Role of TonEBP in Embryological and Fetal Development

TonEBP is required for mouse embryonic development and survival. TonEBP-null mice die prenatally or late in gestation (18, 39), and studies report that TonEBP-null mouse embryos have pronounced kidney medulla atrophy, are immunodeficient and hypernatremic, and suffer from improper heart development and impaired cardiac function (7, 39, 44). Increased TonEBP expression and localization of the protein in wild-type mice during embryonic development suggests that TonEBP plays a role during embryogenesis and fetal maturation (45). TonEBP expression is high in the brain and lens at embryonic day 10.5, upregulated in the liver by day 12.5, and is ubiquitously expressed throughout in the embryo by day 17.5 (45). It could be hypothesized that the process of rapid cellular division that occurs during embryogenesis and fetal development would generate an osmotic imbalance and subsequently activate TonEBP protein, but the osmolality levels surrounding the embryo in vivo remain undetermined. However, in vitro experiments have been performed in an effort to determine the optimal growth medium osmolality for embryonic development. One study determined that during the early stages of porcine embryonic development, embryos cultured in increased NaCl solutions (300–320 mosmol/kg) showed a more rapid rate of growth and decreased apoptosis compared with embryos in control media (260–270 mosmol/kg) (28). However, another similar study found the opposite to be true, that when rabbit embryos were cultured in a more isotonic media (270 mosmol/kg), there was increased blastocyst growth and development compared with embryos cultured in hypertonic (310 to 330 mosmol/kg) media (55).
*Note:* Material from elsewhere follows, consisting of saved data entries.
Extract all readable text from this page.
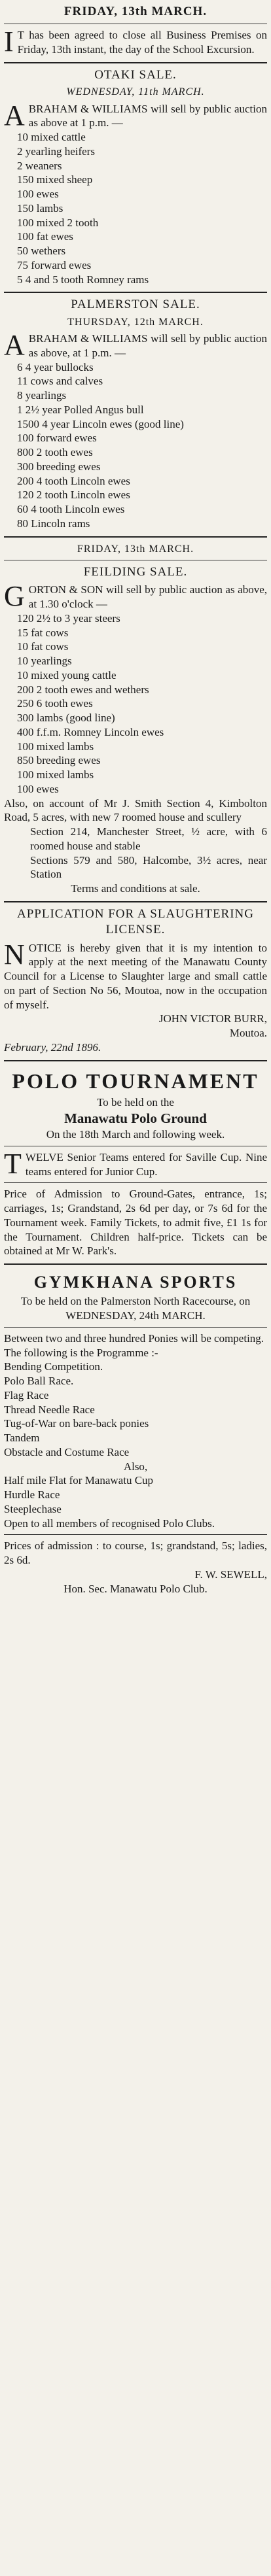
FRIDAY, 13th MARCH.

I T has been agreed to close all Business Premises on Friday, 13th instant, the day of the School Excursion.

OTAKI SALE.
WEDNESDAY, 11th MARCH.

ABRAHAM & WILLIAMS will sell by public auction as above at 1 p.m. —

10 mixed cattle

2 yearling heifers

2 weaners

150 mixed sheep

100 ewes

150 lambs

100 mixed 2 tooth

100 fat ewes

50 wethers

75 forward ewes

5 4 and 5 tooth Romney rams

PALMERSTON SALE.
THURSDAY, 12th MARCH.

ABRAHAM & WILLIAMS will sell by public auction as above, at 1 p.m. —

6 4 year bullocks

11 cows and calves

8 yearlings

1 2½ year Polled Angus bull

1500 4 year Lincoln ewes (good line)

100 forward ewes

800 2 tooth ewes

300 breeding ewes

200 4 tooth Lincoln ewes

120 2 tooth Lincoln ewes

60 4 tooth Lincoln ewes

80 Lincoln rams

FRIDAY, 13th MARCH.
FEILDING SALE.

GORTON & SON will sell by public auction as above, at 1.30 o'clock —

120 2½ to 3 year steers

15 fat cows

10 fat cows

10 yearlings

10 mixed young cattle

200 2 tooth ewes and wethers

250 6 tooth ewes

300 lambs (good line)

400 f.f.m. Romney Lincoln ewes

100 mixed lambs

850 breeding ewes

100 mixed lambs

100 ewes

Also, on account of Mr J. Smith Section 4, Kimbolton Road, 5 acres, with new 7 roomed house and scullery

Section 214, Manchester Street, ½ acre, with 6 roomed house and stable

Sections 579 and 580, Halcombe, 3½ acres, near Station

Terms and conditions at sale.

APPLICATION FOR A SLAUGHTERING LICENSE.

NOTICE is hereby given that it is my intention to apply at the next meeting of the Manawatu County Council for a License to Slaughter large and small cattle on part of Section No 56, Moutoa, now in the occupation of myself.

JOHN VICTOR BURR,

Moutoa.

February, 22nd 1896.

POLO TOURNAMENT

To be held on the

Manawatu Polo Ground

On the 18th March and following week.

TWELVE Senior Teams entered for Saville Cup. Nine teams entered for Junior Cup.

Price of Admission to Ground-Gates, entrance, 1s; carriages, 1s; Grandstand, 2s 6d per day, or 7s 6d for the Tournament week. Family Tickets, to admit five, £1 1s for the Tournament. Children half-price. Tickets can be obtained at Mr W. Park's.

GYMKHANA SPORTS

To be held on the Palmerston North Racecourse, on

WEDNESDAY, 24th MARCH.

Between two and three hundred Ponies will be competing.

The following is the Programme :-

Bending Competition.

Polo Ball Race.

Flag Race

Thread Needle Race

Tug-of-War on bare-back ponies

Tandem

Obstacle and Costume Race

Also,

Half mile Flat for Manawatu Cup

Hurdle Race

Steeplechase

Open to all members of recognised Polo Clubs.

Prices of admission : to course, 1s; grandstand, 5s; ladies, 2s 6d.

F. W. SEWELL,

Hon. Sec. Manawatu Polo Club.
Additionally, a study conducted in humans showed that as human fetal age increases, amniotic fluid osmolality decreases, and amniotic fluid osmolalities of 250 mosmol/kg mark fetal maturity (51). Although these studies describe how alterations in systemic tonicity affect embryogenesis, they do not address the local osmotic imbalances that could possibly develop within the embryo due to differing cellular permeability in various stages of development. While systemic and local hyperosmolality may very well play a role in certain stages of embryonic development, the potential remains for other tonicity-independent mechanisms to regulate TonEBP expression during embryogenesis and fetal maturation.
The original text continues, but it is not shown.